Outros exemplos podem ser dados por meio das análises de acordos restritivos à concorrência (horizontais ou verticais) e das fusões & aquisições que podem ser avaliadas apropriadamente usando a abordagem tradicional. No entanto, uma série de insights úteis da literatura de economia comportamental sobre os vieses do consumidor e da empresa podem ser usados para complementar a análise antitruste convencional (Oxera, 2013). Um outro campo que pode ser bem explorado é o desenho de remédios antitruste utilizando insights comportamentais. Nesse ponto, as autoridades antitruste precisam entender melhor o lado da demanda, em termos de como os consumidores realmente se comportam. A economia comportamental aponta para soluções inteligentes que lidam de forma eficaz com vieses comportamentais, procurando corrigi-los ou encontrando maneiras de trabalhar com os vieses dos consumidores para oferecer melhores alternativas de remédios antitruste (em vez de tentar resolver os vieses). Nesse sentido, o uso de padrões opt-in ou opt-out em que é clara a existência de um resultado superior para os consumidores [8], o remédio antitruste pode definir uma alternativa como a padrão, sem restringir a capacidade dos consumidores de escolher uma outra opção.

Os insights da economia comportamental para a análise concorrencial continuarão a refinar o pensamento antitruste. Entretanto, tais insights não justificam uma mudança da política antitruste tradicional. Em resumo, diante de toda argumentação exposta nesse breve artigo, pode-se afirmar que "o antitruste comportamental é uma apresentação paralela e (ainda) não está pronto para o palco principal" (Bergh, 2013).

 

Referências bibliográficas
Bergh, Roger Van den (2013) Behavioral Antitrust: not read for the main stage, Journal of Competition Law & Economics, Volume 9, Issue 1, p. 203–229.

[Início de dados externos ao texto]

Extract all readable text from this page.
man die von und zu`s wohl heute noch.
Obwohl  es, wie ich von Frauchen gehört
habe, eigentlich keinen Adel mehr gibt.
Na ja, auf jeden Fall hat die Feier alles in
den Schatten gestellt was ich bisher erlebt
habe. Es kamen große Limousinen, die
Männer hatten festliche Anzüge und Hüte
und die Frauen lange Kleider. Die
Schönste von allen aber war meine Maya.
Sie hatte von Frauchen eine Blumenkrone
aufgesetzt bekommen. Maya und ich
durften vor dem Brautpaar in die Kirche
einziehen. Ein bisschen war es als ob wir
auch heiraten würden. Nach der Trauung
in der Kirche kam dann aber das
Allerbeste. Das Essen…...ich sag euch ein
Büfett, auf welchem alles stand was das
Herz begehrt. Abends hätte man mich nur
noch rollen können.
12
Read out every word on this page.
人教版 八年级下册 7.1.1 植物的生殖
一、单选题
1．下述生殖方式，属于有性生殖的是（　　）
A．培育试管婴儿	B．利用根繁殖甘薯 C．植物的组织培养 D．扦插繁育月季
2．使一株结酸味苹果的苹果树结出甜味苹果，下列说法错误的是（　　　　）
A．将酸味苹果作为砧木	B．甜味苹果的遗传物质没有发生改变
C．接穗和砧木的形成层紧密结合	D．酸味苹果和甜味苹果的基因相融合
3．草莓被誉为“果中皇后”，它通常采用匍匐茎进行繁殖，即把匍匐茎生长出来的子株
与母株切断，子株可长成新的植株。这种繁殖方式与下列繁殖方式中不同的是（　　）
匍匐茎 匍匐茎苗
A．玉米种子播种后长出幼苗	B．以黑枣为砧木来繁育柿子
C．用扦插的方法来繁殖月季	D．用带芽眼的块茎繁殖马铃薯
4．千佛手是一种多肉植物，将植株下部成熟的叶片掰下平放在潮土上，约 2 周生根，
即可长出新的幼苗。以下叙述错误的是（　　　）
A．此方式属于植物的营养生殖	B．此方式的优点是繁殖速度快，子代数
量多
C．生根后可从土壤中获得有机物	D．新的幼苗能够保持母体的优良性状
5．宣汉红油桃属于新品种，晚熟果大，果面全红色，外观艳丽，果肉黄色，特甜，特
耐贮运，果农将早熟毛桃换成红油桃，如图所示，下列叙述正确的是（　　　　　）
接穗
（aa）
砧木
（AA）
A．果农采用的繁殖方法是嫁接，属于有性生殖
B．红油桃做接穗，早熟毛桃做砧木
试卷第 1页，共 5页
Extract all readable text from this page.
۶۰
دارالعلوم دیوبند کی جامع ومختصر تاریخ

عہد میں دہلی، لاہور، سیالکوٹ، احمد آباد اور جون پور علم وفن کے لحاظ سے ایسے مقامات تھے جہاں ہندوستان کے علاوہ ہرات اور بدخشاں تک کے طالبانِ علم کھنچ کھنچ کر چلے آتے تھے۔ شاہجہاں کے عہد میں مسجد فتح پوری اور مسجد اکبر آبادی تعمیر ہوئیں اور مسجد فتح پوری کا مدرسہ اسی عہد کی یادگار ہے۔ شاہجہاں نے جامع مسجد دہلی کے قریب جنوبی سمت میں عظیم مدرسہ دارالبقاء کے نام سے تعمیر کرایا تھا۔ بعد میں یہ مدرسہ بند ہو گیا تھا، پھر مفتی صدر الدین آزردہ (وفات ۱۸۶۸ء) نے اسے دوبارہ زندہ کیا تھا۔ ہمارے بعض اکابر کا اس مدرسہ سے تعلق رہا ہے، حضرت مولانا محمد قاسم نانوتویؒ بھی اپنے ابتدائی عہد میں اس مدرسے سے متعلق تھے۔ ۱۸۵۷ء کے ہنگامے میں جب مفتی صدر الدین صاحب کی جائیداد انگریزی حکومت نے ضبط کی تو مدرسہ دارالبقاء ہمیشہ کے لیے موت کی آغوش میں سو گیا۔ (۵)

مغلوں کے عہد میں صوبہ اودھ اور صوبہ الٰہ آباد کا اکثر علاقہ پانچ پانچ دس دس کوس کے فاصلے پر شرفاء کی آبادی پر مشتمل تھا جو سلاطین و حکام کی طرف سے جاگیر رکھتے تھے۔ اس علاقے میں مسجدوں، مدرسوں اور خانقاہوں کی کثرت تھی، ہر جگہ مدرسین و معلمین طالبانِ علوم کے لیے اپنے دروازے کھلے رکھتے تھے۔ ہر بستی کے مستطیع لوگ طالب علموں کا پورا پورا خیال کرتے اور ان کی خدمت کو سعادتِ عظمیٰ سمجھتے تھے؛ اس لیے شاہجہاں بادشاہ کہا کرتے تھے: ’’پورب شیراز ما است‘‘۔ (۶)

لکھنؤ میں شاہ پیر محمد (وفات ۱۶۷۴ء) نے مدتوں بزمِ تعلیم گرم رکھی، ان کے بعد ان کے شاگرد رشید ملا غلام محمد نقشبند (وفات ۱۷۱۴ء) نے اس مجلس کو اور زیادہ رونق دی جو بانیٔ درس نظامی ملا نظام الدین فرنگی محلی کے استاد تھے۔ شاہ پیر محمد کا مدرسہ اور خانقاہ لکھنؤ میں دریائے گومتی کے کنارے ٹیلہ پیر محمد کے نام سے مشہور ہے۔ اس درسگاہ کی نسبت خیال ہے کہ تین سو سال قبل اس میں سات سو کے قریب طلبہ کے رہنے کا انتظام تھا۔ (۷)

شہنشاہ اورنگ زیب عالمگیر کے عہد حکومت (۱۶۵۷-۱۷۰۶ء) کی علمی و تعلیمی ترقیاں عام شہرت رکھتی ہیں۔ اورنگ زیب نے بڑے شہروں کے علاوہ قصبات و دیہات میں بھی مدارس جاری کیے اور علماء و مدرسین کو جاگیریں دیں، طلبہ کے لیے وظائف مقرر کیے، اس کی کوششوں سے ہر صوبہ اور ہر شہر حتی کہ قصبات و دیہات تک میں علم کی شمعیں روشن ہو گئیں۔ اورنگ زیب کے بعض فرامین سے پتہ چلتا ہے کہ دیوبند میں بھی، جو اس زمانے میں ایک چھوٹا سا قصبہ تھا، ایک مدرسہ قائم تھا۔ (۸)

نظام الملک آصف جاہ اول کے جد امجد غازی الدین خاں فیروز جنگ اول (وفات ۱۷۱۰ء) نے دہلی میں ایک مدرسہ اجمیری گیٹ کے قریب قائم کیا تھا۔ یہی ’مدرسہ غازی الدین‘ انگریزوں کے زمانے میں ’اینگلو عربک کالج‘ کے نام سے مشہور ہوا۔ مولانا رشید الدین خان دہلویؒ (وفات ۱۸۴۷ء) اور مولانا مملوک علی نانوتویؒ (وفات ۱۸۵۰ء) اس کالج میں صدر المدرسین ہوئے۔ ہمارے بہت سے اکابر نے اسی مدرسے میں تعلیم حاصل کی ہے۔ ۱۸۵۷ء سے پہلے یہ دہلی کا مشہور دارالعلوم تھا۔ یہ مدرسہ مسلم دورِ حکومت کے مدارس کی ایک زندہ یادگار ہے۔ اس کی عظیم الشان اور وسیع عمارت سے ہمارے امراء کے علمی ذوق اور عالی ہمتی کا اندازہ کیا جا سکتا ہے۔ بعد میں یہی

CADE (2016) Guia para Análise de Atos de Concentração Horizontal, 2016. Disponível em: https://cdn.cade.gov.br/Portal/centrais-de-conteudo/publicacoes/guias-do-cade/guia-para-analise-de-atos-de-concentracao-horizontal.pdf

Devlin, Alan James; Jacobs, Michael S. (2013) The Empty Promise of Behavioral Antitrust, 37, Harvard Journal of Law and Public Policy 1009.

Heinemann, Andreas (2015) Behavioural Antitrust – A 'More Realistic Approach' to Competition Law. Klaus Mathis (ed.), European Perspectives on Behavioural Law and Economics, p. 211 – 242.

Jolls, Christine; Sunstein, Cass R.; Thaler, Richard (1998) A Behavioral Approach to Law and Economics. Stanford Law Review. Vol, 50, p. 1476-1480.

Lancieri, Filippo Maria; Sakowski, Patrícia Alessandra Morita (2020) Concorrência em mercados digitais: uma revisão dos relatórios especializados. Documento de Trabalho nº 005/2020-DEE.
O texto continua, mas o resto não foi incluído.